We aim to give NHS providers greater freedom to help them deliver the best possible care for patients, and to make it easier for new providers to offer services.
Hospitals that perform well will get more money to develop their services. Performance will be measured by whether patients’ health and wellbeing improves rather than by targets. For example, instead of performance being measured against waiting times, it would be measured against things such as how many patients who suffer a stroke are able to live independently.
Will clinicians be able to compete to deliver services?
There will be more opportunities for clinicians providing community services to compete for contracts to deliver services. If, for example, a group of physiotherapists, speech and language therapists and care professionals want to set up a social enterprise to deliver care for people who’ve suffered a stroke, it will be much easier for them to do this.

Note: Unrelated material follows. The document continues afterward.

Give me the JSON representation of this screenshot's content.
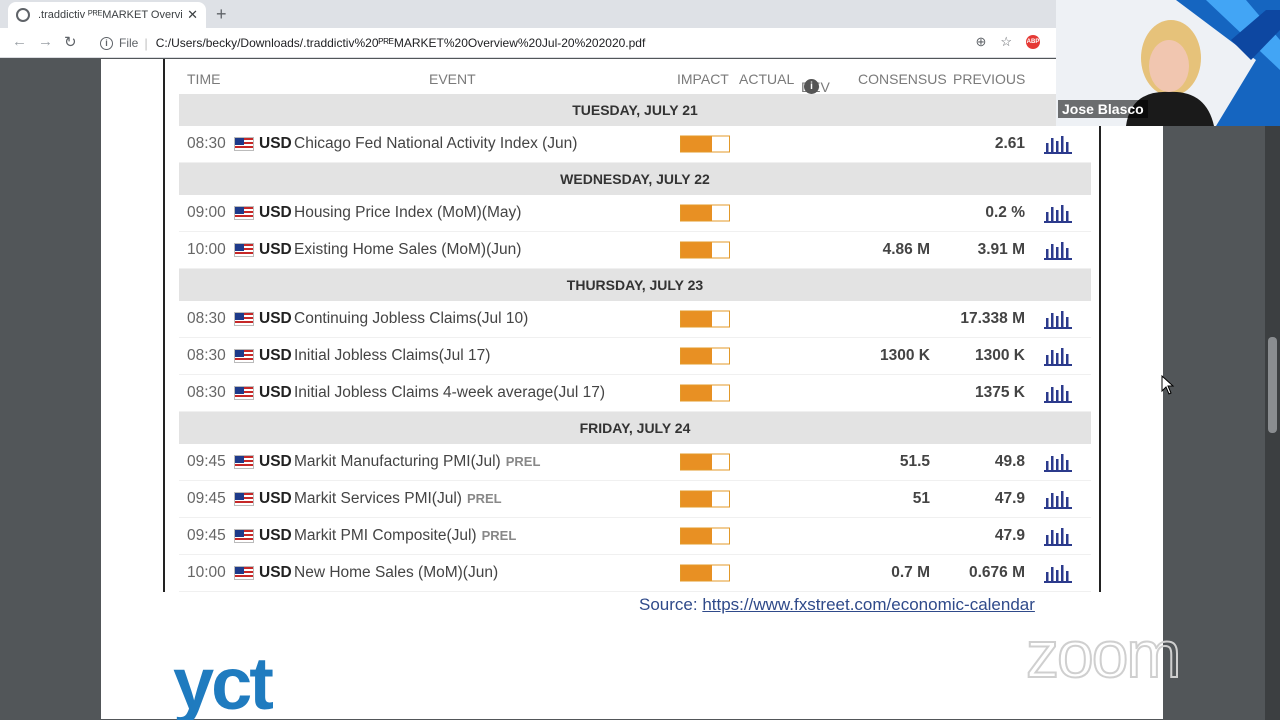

How easy will it be for new providers to offer services?
It will be much easier for new providers – whether they are social enterprises or independent – to win contracts to deliver services on behalf of GP consortia. But there will be much greater transparency about how well any service is performing, and patients, local GPs and councils will have stronger levers to hold underperforming services to account.
Under the reforms, all Trusts will become Foundation Trusts and will benefit from increased freedom to improve their services. These include the removal of the private patient cap and borrowing limits as well as barriers that currently make mergers and new partnerships difficult.
How will the system be managed?
From April 2012, Monitor will become the economic regulator for health and social care, driving efficiency by regulating prices, promoting competition and preventing anti-competitive behaviour. Monitor will also protect patients’ interests by ensuring essential NHS services are maintained if a provider fails.